Proseguono, infine, da parte degli specialisti della missione, l’analisi dei resti vegetali, condotti su campioni di terreno precedentemente raccolti e setacciati, e delle ossa animali, che stanno fornendo agli archeologi importanti informazioni riguardanti uno dei filoni principali di ricerca del progetto, relativo all’archeologia dell’alimentazione. Oltre a permettere una futura ricostruzione del contesto ambientale antico.
“I resti di cibo e degli animali abbattuti, gli specifici contenitori ceramici in uso permettono di ricostruire aspetti importanti relativi alle pratiche di cottura e sfruttamento delle risorse via via a disposizione dando nuovo impulso alla ricostruzione del paesaggio antico, a definire aspetti quotidiani legati alle ricorrenti crisi che lo hanno riguardato e alle risposte che la società ha saputo trovare nel corso del tempo – conclude il professor Anacleto D’Agostino – In particolare, le ricerche di paleobotanica, archeozoologia e paleoantropologia hanno permesso l’acquisizione di importanti dati ambientali che oggi ci permettono di comprendere come l’uso del territorio e le abitudini alimentari si siano trasformate nel corso dei secoli in risposta anche alle trasformazioni sociali e politiche prodotte dalla fine delle organizzazioni centralizzate e delle economie ad esse legate”.

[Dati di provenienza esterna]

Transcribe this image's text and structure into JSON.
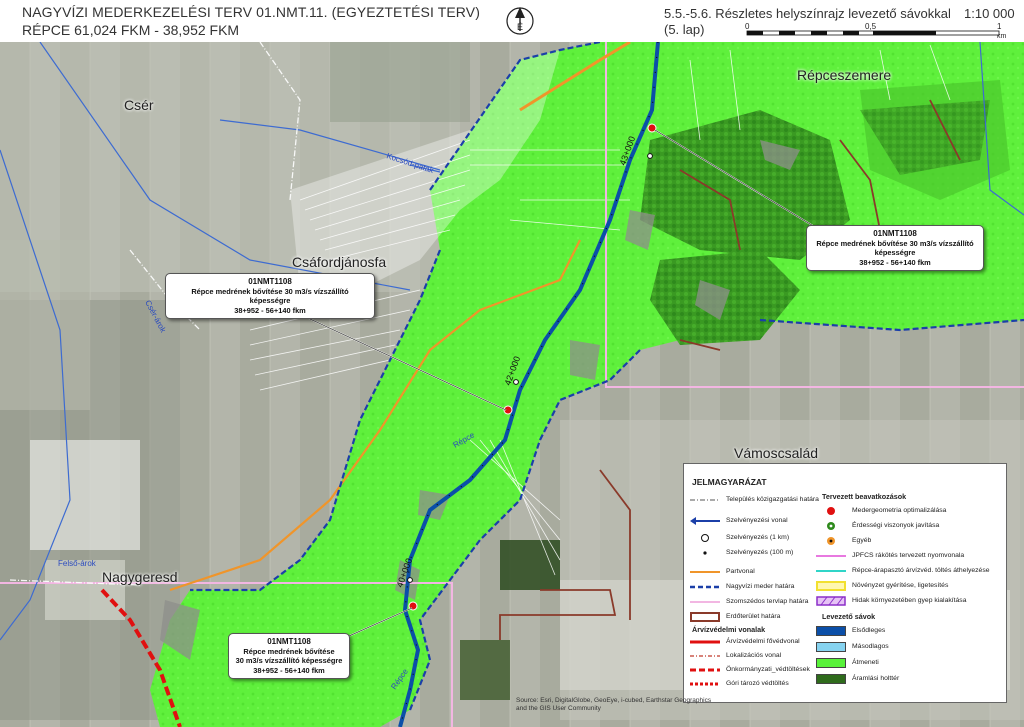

Il progetto archeologico della Missione Archeologica Italo-Turca in Anatolia Centrale (Uşaklı Höyük Archaeological Project), iniziato nel 2008 e in cui è impegnato l’Ateneo pisano, è l’unico a direzione italiana che opera su un insediamento ittita nell’area che fu centro del regno prima e poi dell’impero.
Il progetto opera con una concessione decennale della Direzione Generale del Patrimonio Culturale e dei Musei, Ministero della Cultura e Turismo della Repubblica di Turchia. Sostenuto finanziariamente, per l’anno 2023, dal Ministero degli Affari Esteri e della Cooperazione Internazionale, dall’Università di Pisa, dalla Fondazione Oriente Mediterraneo e dall’Università degli Studi di Firenze, coinvolge archeologi, filologi, ricercatori e studenti delle Università di Pisa, Firenze, Siena, Koç, Istanbul, Yozgat Bozok e UCL Londra coordinati da Anacleto D’Agostino (Pisa), Valentina Orsi (Siena e Koç), Stefania Mazzoni e Giulia Torri (Firenze), Yagmur Erskine Heffron (Londra), Demet Taşkan (Yozgat Bozok), e gli specialisti Claudia Minniti (Sapienza Università di Roma), Yılmaz Selim Erdal (Ankara Hacettepe) e Lorenzo Castellano (New York University).
Hanno inoltre preso parte alla campagna 2023: i dottori Giacomo Casucci, Giuseppe Facchetti, Joshua Britton e Marta Doglio; gli studenti Ilaria Carboni, Emily Cox, Alessia Fontini, Vittoria Malerba, Cristina Napolitano, Arife Ak, Abdul Samet Başkal, Kerime Başkal, Gizem Çetinkaya, Nagihan Dalkılıç, Zeki Esen, Havva Güneş, Neriman İpek; i dottori Emanuele Taccola del Laboratorio LaDiRe dell’Università di Pisa - che ha realizzato il rilievo topografico e le riprese da drone - e Neil Erskine; la dott.ssa Elisa Girotto e Sergio Martelli hanno eseguito i disegni dei materiali.